I've been reading with some great interest -- as I usually do -- our Ann All's recent posts on the apparent corporate withdrawal from telecommuting, and of course the reality that employees still want to work from home, or wherever "tele" might find them.
Before I go on, let me say that I really like telecommuting -- when it's done properly -- and have really liked it for the better part of 15 years. Many of our employees here at IT Business Edge, including Ann, as she likes to brag, telecommute.
I've actually encouraged some of our staff to telecommute more than they already do, and, of course, as a publisher we rely on the efforts of staff members and freelancers across the country in all aspects of our business. It would be even more stupid for us to balk at telecommuting than it would be for most companies, and it's a generally stupid, stubborn stance to take.
THAT SAID, I completely understand the burnt-fingers reaction many companies seem to be having to telecommuting.
Firstly, there really is no substitute for interpersonal contact when it comes to collaboration and team-building. Even our telecommuting employees who live near the home office maintain regular hours in the building and attend team meetings. Social-networking software can be a nice augmentation or a valiant stab at a surrogate -- depending on how far-flung your team members happen to be -- but it's just not the same, no matter how many waves of unfulfilled Web x.0 promises dominate the headlines. There, I said it.
Secondly, telecommuting is not for everybody. If it were, companies would not be recoiling from it, despite workers' and staffing companies' contentions that telecommuting makes everybody more productive. Companies like productivity. As much as I like telecommuting for my teams, I can't do it myself, beyond an hour or so in the evening just to catch up. The great joys/banes of my existence -- my TV and my fridge -- are at my house. I have to get away.

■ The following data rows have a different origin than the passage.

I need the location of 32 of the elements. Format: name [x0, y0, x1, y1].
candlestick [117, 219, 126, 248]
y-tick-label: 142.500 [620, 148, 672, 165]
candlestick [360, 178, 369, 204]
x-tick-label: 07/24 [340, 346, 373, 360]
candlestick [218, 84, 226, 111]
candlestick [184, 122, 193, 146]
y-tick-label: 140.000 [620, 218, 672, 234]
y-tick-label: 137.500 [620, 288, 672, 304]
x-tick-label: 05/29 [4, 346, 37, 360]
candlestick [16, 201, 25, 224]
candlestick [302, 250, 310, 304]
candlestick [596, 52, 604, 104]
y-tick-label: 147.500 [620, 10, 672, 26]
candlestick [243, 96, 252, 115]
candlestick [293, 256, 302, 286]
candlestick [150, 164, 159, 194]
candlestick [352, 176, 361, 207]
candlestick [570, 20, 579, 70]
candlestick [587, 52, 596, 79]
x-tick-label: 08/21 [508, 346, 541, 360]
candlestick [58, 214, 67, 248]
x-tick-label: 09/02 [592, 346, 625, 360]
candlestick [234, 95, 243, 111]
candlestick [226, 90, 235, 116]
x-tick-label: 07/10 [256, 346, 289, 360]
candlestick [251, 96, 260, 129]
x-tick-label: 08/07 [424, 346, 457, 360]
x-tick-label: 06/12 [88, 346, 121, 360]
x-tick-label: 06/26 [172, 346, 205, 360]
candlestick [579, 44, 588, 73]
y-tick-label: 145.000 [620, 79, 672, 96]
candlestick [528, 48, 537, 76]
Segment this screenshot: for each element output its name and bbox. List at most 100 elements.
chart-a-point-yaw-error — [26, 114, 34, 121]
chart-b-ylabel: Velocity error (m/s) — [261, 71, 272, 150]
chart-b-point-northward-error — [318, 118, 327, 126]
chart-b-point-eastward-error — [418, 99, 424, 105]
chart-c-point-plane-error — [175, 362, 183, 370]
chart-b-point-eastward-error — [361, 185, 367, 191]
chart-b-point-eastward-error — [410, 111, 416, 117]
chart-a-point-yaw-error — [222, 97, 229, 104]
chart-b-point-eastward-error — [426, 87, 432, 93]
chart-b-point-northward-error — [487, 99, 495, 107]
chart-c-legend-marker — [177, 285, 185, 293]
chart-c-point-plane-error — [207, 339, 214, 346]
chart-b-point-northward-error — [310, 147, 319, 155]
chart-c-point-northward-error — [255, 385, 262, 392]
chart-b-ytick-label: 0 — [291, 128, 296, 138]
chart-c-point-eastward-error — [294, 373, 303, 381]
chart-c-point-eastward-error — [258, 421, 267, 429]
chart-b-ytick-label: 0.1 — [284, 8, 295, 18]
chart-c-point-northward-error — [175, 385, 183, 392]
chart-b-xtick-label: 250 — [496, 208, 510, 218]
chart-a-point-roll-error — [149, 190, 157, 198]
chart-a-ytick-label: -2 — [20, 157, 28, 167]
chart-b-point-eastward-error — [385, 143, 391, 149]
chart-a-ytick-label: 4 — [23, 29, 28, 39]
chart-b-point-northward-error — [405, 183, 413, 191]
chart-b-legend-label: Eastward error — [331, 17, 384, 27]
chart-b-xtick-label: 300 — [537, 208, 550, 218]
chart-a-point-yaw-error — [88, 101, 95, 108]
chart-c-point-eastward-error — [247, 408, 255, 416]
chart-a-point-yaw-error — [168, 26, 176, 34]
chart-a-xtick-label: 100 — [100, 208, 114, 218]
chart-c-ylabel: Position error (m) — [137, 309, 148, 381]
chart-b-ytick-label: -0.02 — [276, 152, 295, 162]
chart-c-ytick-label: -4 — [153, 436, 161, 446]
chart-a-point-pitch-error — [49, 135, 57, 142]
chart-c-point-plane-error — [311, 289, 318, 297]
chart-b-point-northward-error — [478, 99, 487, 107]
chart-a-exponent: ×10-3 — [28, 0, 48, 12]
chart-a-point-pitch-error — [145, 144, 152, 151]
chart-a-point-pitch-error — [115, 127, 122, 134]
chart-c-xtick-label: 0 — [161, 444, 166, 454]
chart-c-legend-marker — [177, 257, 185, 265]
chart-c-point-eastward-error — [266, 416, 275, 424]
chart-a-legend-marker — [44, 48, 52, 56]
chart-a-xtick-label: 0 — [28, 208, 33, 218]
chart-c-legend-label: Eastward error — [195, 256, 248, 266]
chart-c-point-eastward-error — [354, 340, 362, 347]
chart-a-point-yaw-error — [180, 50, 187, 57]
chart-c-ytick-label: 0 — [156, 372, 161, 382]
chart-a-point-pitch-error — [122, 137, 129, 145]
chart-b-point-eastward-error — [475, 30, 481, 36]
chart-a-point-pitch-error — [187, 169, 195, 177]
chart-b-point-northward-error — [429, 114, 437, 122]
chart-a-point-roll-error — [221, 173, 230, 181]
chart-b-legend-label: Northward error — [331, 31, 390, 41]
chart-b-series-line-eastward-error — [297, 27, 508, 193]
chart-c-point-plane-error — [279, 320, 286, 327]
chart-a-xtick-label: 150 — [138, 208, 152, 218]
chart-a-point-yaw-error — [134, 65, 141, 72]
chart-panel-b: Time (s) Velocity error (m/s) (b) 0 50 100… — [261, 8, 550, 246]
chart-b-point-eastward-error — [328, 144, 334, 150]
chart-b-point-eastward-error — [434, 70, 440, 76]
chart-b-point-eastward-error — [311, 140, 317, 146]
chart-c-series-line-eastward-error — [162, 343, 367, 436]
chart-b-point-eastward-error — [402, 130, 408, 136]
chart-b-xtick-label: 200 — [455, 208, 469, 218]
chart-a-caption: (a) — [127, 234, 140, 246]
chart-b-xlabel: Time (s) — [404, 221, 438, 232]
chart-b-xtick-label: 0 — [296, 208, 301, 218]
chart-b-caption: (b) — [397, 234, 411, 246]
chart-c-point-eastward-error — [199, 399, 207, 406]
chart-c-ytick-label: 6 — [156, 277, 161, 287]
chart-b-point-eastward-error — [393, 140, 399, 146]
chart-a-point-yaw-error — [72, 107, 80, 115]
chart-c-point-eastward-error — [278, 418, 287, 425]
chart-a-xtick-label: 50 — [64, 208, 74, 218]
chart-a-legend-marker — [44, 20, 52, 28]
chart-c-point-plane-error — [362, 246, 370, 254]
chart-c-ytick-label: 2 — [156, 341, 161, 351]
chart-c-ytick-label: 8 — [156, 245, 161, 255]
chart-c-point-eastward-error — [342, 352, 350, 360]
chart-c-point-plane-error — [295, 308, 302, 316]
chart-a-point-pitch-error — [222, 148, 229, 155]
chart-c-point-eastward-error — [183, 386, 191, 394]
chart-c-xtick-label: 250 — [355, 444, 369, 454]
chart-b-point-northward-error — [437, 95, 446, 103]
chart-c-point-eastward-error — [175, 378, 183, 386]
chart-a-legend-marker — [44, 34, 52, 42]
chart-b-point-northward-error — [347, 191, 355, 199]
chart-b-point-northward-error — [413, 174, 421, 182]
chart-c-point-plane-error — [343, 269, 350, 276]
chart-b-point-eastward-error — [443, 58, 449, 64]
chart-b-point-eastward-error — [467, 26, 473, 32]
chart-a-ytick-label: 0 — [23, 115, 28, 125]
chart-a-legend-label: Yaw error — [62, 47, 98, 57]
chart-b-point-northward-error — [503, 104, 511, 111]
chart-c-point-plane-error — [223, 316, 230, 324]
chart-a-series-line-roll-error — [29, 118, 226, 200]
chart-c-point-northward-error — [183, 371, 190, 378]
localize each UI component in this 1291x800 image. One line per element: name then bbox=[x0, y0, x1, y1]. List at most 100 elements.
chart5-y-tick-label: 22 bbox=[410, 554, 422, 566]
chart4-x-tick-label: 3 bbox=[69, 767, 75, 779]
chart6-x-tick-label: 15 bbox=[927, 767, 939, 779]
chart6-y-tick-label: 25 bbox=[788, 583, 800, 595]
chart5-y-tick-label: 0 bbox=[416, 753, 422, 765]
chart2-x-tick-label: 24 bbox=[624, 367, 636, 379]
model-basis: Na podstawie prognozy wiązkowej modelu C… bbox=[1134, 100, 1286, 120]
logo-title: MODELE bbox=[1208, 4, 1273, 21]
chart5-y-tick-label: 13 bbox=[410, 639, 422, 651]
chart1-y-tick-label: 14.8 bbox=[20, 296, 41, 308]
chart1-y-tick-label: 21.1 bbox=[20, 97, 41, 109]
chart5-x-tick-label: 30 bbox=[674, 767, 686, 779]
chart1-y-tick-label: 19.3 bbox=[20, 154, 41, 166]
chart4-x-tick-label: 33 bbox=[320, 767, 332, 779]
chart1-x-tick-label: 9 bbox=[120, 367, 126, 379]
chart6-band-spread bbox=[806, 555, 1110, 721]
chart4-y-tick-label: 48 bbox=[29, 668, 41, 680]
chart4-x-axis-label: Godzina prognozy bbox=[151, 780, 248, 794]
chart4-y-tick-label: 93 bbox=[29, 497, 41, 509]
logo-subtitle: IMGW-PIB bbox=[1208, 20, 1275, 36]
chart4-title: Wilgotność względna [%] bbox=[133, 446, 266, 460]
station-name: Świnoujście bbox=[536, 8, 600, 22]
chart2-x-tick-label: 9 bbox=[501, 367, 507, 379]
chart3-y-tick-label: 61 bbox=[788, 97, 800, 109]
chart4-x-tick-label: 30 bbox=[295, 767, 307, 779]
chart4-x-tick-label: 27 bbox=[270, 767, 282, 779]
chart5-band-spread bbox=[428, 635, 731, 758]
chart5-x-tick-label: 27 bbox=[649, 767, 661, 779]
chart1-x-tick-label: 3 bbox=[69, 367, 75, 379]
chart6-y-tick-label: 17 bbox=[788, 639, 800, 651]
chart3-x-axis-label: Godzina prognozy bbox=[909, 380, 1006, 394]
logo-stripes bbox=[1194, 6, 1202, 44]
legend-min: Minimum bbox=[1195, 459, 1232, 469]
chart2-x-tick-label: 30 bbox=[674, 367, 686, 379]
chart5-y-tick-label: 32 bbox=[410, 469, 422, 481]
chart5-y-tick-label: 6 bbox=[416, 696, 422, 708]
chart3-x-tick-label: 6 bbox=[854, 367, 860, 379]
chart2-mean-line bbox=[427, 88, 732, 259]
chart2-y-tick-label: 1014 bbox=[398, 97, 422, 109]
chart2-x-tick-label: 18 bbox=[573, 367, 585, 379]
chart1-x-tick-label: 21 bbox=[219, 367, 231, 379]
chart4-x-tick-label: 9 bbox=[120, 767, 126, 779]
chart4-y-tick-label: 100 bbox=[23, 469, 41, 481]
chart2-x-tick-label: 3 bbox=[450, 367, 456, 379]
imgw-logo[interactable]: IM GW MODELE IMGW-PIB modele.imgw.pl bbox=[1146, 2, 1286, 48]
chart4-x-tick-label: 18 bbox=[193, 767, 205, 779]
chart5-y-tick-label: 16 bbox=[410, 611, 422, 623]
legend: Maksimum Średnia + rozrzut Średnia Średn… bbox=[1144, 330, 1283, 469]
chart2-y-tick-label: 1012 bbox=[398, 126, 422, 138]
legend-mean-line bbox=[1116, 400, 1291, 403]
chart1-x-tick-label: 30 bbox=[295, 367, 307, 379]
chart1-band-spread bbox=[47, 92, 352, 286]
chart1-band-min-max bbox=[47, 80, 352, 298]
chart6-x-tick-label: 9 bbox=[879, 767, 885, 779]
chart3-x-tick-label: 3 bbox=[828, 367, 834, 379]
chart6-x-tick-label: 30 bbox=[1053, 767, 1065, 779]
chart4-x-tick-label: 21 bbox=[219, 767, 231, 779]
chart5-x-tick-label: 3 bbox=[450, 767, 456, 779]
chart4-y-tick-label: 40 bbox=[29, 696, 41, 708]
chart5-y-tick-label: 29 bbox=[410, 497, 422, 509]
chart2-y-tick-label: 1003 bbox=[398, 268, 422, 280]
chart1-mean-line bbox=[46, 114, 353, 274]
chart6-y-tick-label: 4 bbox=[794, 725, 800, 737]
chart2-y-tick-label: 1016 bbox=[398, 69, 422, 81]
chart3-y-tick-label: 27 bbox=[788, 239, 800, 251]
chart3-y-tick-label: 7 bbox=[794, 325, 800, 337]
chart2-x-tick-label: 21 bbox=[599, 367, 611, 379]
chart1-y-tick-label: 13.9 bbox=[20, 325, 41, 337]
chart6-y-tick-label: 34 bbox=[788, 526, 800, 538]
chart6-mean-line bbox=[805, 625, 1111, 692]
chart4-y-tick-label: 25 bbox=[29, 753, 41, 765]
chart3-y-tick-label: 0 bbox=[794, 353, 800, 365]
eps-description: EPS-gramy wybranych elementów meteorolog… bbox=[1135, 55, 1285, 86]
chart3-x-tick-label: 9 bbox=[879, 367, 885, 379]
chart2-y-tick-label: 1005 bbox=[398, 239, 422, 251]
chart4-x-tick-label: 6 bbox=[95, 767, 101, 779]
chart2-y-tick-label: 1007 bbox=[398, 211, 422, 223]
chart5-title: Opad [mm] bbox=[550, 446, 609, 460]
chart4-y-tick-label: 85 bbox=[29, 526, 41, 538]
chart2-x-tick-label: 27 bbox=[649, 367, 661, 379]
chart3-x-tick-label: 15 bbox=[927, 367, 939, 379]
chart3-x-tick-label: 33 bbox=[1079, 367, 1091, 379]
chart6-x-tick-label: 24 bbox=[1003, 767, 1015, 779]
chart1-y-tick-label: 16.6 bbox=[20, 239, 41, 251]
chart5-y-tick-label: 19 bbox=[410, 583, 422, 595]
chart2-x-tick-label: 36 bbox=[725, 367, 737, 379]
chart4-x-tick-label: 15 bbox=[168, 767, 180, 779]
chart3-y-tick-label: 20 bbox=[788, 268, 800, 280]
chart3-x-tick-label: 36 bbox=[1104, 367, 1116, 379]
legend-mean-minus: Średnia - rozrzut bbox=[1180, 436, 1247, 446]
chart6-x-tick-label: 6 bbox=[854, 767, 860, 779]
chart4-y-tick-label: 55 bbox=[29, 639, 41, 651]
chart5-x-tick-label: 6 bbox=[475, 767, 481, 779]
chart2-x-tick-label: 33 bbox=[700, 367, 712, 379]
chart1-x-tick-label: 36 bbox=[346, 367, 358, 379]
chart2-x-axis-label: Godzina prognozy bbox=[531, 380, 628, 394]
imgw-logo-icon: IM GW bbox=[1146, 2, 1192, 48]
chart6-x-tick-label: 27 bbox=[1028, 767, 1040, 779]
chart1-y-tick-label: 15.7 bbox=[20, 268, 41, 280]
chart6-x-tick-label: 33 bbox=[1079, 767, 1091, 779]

Thirdly -- and this is where I fulfill the title's promise of "crotchety" -- many employees (and mangers) get confused about what the "tele" in telecommuting means. Before any company, team, or manager enters into a telecommuting arrangement, all parties need to recite this mantra until it becomes an assumed part of the working relationship:
Telecommuting does not mean employees get to recalculate their schedules on a day-by-day basis.
Seems simple, I know, but when I've seen telecommuting blow up, it's almost always been because of this basic, but pernicious, misunderstanding.
Telecommuting means that employees don't have to take the time or -- and this is obviously becoming a weighty issue -- spend the money to come into the office. That's it. Certainly, employees can spend that saved time and money as they see fit -- that's the big advantage for employees of telecommuting.
However, many employees misunderstand, at least until they get into it, telecommuting to imply a whole new world of flexibility in terms of planning out their days around family obligations and extra-office activities. This, of course, sounds great, until a manager or team member needs to reach an employee who has flexed away from his computer for a spell. Bad things happen -- ah, the stories I could tell.
Of course, smart employers have learned they actually do need to be flexible in working out schedules with employees that respect and embrace family obligations and extra-office activities. We try to be as flexible as we can here at IT Business Edge. It's just good business.
But there still has to be a predictable schedule, and employees have to stick with it, predictably.
Not every employee's schedule needs to be the same. Since I'm using Ann as my example of telecommuting done right, I'll tell you that since her primary responsibilities center on writing, her schedule is based largely on deliverables. We don't care if a post comes in at 5 a.m. or 8 a.m., so long as it is in by a deadline of 10 a.m. so other team members can move it on down the line. Obviously, that imparts a good deal of flexibility, but it's the nature of that job, regardless of where it's done. Other employees further down the process chain simply can't enjoy that degree of scheduling flexibility.
The best guideline I could propose is as follows:
Assuming they have the same responsibilities, a telecommuting employee's schedule should be no more flexible than an in-office employee's schedule.
If your team gets an hour for lunch between noon and 2 p.m., then everybody gets an hour for lunch between noon and 2 p.m. If a telecommuting employee elects to use that hour to do a load of laundry or run to the neighborhood market, hooray for telecommuting.
This is not a call for all managers to be hard-cases about scheduling. If any employee has obligations or needs that can be met with a little flexible scheduling, then you'd be smart to work as hard as possible with that employee to work out a routine that meets the needs of the employee and the company. And of course, telecommuting can be a big component of making that schedule successful.
But there's got to be a schedule, and everybody has to stick to it, no matter where they work.